Que ce soit en raison de l’érosion des berges, de la montée du niveau de la mer ou d’inondations causées par des précipitations extrêmes, ce sont ce genre de décisions d’affaires qui vont « rendre conscients les citoyens des risques réels des changements climatiques », ajoute-t-elle.

De nouvelles cartes au printemps

Pascale Biron, professeure d’hydrogéomorphologie à l’Université Concordia, n’est pas non plus étonnée. Elle affirme également que dans le cas de Baie-Saint-Paul, le risque d’inondation est historique, et pas nécessairement lié aux changements climatiques.

PHOTO EDOUARD PLANTE-FRÉCHETTE, ARCHIVES LA PRESSE

D’importantes inondations ont ravagé certains secteurs de Baie-Saint-Paul et de ses environs, le printemps dernier.

Elle souligne que le gouvernement du Québec doit présenter son nouveau règlement permanent encadrant l’aménagement du territoire en zones inondables au printemps, avec une cartographie mise à jour et de nouveaux termes. Plutôt que de parler de zone d’inondation 0-20 ans, ou 0-100 ans, on parlera de risque d’inondation « élevé » ou « modéré », par exemple.
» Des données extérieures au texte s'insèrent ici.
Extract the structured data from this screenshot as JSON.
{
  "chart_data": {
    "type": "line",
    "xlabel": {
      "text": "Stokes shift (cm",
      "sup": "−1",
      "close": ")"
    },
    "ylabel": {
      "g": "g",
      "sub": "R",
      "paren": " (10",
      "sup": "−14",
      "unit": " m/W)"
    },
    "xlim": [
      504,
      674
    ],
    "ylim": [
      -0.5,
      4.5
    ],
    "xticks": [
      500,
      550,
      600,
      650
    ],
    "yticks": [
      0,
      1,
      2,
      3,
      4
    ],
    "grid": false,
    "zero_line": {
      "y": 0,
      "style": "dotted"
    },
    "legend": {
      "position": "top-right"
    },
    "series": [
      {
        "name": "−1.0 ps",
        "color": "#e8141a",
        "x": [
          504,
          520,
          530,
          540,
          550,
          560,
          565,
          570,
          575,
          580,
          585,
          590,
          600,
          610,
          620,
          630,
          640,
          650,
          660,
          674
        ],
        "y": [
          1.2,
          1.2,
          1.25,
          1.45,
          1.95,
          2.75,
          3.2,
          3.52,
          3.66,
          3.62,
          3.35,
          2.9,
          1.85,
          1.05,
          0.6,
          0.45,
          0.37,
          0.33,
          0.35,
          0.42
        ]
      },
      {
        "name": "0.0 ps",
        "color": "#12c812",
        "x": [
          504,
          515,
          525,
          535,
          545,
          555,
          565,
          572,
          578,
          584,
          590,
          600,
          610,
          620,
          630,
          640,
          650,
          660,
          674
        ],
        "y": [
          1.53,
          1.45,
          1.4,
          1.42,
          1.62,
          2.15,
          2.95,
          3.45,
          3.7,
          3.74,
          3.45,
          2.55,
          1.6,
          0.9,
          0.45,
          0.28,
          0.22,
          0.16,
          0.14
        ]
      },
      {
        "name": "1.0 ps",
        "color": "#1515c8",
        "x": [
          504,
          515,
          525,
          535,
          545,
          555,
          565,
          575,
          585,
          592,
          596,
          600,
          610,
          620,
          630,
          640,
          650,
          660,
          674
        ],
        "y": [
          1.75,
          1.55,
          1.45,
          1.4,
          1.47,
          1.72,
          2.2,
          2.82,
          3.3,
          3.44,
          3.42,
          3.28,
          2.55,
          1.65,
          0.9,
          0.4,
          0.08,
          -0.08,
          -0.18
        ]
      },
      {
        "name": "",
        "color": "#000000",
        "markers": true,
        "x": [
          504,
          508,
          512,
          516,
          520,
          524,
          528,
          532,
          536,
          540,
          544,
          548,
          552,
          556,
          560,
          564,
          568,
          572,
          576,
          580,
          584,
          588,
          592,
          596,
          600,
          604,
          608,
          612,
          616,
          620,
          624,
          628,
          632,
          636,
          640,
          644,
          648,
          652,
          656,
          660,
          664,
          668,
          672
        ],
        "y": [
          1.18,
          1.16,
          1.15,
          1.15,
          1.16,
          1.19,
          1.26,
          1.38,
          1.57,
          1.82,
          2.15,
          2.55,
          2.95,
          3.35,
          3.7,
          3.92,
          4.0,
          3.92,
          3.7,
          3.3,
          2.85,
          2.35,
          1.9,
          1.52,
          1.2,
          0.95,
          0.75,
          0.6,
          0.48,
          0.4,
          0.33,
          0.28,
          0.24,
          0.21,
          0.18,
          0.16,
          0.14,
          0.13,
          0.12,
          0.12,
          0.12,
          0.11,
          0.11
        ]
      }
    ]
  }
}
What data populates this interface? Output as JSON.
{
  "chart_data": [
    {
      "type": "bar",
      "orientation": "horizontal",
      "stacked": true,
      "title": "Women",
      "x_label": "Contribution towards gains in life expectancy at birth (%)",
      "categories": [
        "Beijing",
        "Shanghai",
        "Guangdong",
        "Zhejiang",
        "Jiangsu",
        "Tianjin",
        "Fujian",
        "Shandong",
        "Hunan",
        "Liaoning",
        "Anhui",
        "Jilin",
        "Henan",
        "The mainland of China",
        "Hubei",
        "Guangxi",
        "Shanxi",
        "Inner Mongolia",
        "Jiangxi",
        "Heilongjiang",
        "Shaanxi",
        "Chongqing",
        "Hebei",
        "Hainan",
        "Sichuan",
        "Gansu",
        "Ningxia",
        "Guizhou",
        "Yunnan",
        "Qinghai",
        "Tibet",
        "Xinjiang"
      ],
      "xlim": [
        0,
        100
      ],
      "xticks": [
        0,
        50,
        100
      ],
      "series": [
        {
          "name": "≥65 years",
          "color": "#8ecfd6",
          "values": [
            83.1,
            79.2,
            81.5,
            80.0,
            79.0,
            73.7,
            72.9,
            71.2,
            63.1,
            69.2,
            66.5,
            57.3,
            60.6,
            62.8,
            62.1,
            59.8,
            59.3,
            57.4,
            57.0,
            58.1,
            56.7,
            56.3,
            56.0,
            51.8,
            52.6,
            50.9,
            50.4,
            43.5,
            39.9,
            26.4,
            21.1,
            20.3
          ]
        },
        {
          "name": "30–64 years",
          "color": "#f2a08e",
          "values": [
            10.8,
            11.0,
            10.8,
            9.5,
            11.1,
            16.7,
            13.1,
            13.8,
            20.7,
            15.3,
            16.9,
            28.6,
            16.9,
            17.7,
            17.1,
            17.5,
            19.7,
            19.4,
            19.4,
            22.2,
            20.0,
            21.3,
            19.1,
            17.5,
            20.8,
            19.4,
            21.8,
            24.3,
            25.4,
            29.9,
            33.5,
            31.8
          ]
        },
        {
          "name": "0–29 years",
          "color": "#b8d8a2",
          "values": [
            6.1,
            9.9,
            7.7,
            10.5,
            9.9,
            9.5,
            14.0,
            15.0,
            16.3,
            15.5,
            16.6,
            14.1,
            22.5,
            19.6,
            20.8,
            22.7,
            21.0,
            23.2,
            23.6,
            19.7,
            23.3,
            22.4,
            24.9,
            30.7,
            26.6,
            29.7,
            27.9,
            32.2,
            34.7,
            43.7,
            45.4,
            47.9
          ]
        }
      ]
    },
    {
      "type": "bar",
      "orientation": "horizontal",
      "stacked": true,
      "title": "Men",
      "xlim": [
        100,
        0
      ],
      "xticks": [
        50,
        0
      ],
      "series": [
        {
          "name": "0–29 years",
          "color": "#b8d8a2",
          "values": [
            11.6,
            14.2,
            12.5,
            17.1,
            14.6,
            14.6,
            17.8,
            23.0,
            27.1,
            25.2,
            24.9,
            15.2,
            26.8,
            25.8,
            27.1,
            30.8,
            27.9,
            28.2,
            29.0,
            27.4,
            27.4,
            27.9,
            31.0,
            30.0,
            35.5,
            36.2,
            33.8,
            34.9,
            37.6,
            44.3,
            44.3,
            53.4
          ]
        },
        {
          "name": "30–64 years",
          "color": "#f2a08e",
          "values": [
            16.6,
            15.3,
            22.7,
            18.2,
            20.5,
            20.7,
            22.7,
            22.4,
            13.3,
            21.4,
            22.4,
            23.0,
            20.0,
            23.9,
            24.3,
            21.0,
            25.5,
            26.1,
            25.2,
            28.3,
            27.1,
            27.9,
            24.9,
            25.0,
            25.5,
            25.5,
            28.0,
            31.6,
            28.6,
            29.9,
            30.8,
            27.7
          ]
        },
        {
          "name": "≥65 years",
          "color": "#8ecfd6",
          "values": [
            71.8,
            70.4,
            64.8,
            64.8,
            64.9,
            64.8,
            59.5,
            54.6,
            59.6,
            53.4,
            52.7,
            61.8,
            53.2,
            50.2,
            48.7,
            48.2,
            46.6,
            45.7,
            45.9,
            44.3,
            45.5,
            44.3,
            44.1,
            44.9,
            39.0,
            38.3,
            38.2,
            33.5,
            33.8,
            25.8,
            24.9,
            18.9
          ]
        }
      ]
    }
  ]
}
Puisque de nombreuses municipalités n’avaient pas de cartes de zones inondables, il est tout à fait possible que des propriétaires de maison se retrouvent dans une zone à risque élevé. « L’objectif de cartographier les zones inondables est de protéger les gens contre eux-mêmes », précise Mme Biron.

Mais si tout le monde s’entend pour ne plus y permettre de nouvelles constructions, comment faire pour aider les résidants qui s’y trouvent déjà ? « C’est la question à 1 million. Dans certains cas, on peut faire de l’immunisation, diriger l’eau vers les parcs. Mais dans les secteurs les plus à risque, il faut se résoudre à l’inévitable que la meilleure solution reste de s’en aller de là », dit la professeure.

En savoir plus
  • 40 %
    Le Mouvement Desjardins est le plus gros prêteur hypothécaire au Québec. Une étude publiée en mars 2023 estimait à 40 % sa part de marché dans l’ensemble de la province pour l’année précédente. Plus populaire en région, il demeure quand même le prêteur numéro un dans la région métropolitaine de Montréal avec des parts de marché d’environ 30 %. « Dans d’autres régions, comme le Saguenay–Lac-Saint-Jean, elle a émis plus de 50 % des hypothèques », mentionne l’étude de JLR.